そして、イリスはこの家の住人にこう告げた。
「……貴方達、今夜は外食なさい」
次の瞬間、火傷には十分なまでに煮えたぎったソレに彼の頭を勢いよく突っ込ませた。
ある物とは、"スープの入った鍋"である。
「――――――――――――ッ!!!!」
地獄から響くような断末魔を上げながら、リー・ゼンフはもがき苦しむ。
息もできない、焼き尽くすほどの熱と、傷や抉れた顔肉にスープが入り込み、血管や神経を這うような激痛が一瞬にして彼を支配した。
抵抗しようにもイリスの攻撃によって受けたダメージや彼女の力強さも伴って成す術がない。

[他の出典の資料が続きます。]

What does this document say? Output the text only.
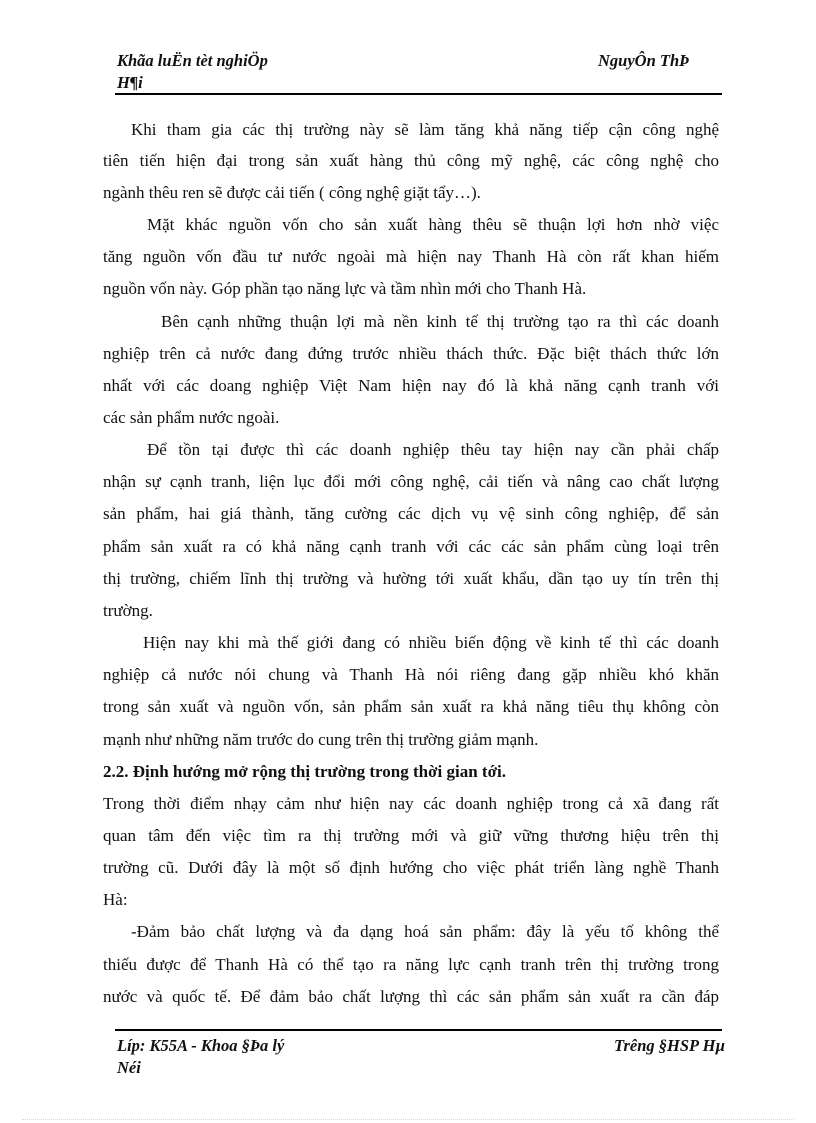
Khãa luËn tèt nghiÖp
H¶i
NguyÔn ThÞ
Khi tham gia các thị trường này sẽ làm tăng khả năng tiếp cận công nghệ
tiên tiến hiện đại trong sản xuất hàng thủ công mỹ nghệ, các công nghệ cho
ngành thêu ren sẽ được cải tiến ( công nghệ giặt tẩy…).
Mặt khác nguồn vốn cho sản xuất hàng thêu sẽ thuận lợi hơn nhờ việc
tăng nguồn vốn đầu tư nước ngoài mà hiện nay Thanh Hà còn rất khan hiếm
nguồn vốn này. Góp phần tạo năng lực và tầm nhìn mới cho Thanh Hà.
Bên cạnh những thuận lợi mà nền kinh tế thị trường tạo ra thì các doanh
nghiệp trên cả nước đang đứng trước nhiều thách thức. Đặc biệt thách thức lớn
nhất với các doang nghiệp Việt Nam hiện nay đó là khả năng cạnh tranh với
các sản phẩm nước ngoài.
Để tồn tại được thì các doanh nghiệp thêu tay hiện nay cần phải chấp
nhận sự cạnh tranh, liện lục đổi mới công nghệ, cải tiến và nâng cao chất lượng
sản phẩm, hai giá thành, tăng cường các dịch vụ vệ sinh công nghiệp, để sản
phẩm sản xuất ra có khả năng cạnh tranh với các các sản phẩm cùng loại trên
thị trường, chiếm lĩnh thị trường và hường tới xuất khẩu, dần tạo uy tín trên thị
trường.
Hiện nay khi mà thế giới đang có nhiều biến động về kinh tế thì các doanh
nghiệp cả nước nói chung và Thanh Hà nói riêng đang gặp nhiều khó khăn
trong sản xuất và nguồn vốn, sản phẩm sản xuất ra khả năng tiêu thụ không còn
mạnh như những năm trước do cung trên thị trường giảm mạnh.
2.2. Định hướng mở rộng thị trường trong thời gian tới.
Trong thời điểm nhạy cảm như hiện nay các doanh nghiệp trong cả xã đang rất
quan tâm đến việc tìm ra thị trường mới và giữ vững thương hiệu trên thị
trường cũ. Dưới đây là một số định hướng cho việc phát triển làng nghề Thanh
Hà:
-Đảm bảo chất lượng và đa dạng hoá sản phẩm: đây là yếu tố không thể
thiếu được để Thanh Hà có thể tạo ra năng lực cạnh tranh trên thị trường trong
nước và quốc tế. Để đảm bảo chất lượng thì các sản phẩm sản xuất ra cần đáp
Líp: K55A - Khoa §Þa lý
Néi
Trêng §HSP Hµ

「最期の晩餐よ? うれしいでしょクソ神託者。……うれしいって言えよホラァ!!」
自分の手ごとリー・ゼンフの頭を鍋に突っ込ませる。
イリスにもスープの熱が伝わるが、お構いなしだ。
スープが血と唾液で醜く染まったころ、リー・ゼンフの両手がダラリと下がった。
鍋から引き揚げ、彼をその場に放る。
出会った直後に見せたあの威容さは、見る影もなかった。
「もしかして、死んじゃった? ……この後刺し殺そうと思ったのに。……まぁいいわ、他の神託者を当たったほうがいいわね。ミラも襲われてるし、一応助けとこうかな」
そう言って、彼女は家を後にする。
家の住人は、その光景に恐怖し酷いトラウマを植え付けられたとのこと。
ぐったりと倒れるリー・ゼンフ。
顔も身体も惨劇のものと化した憐れな武術家。
そんな彼の小指が、ほんの一瞬ピクリと動いた。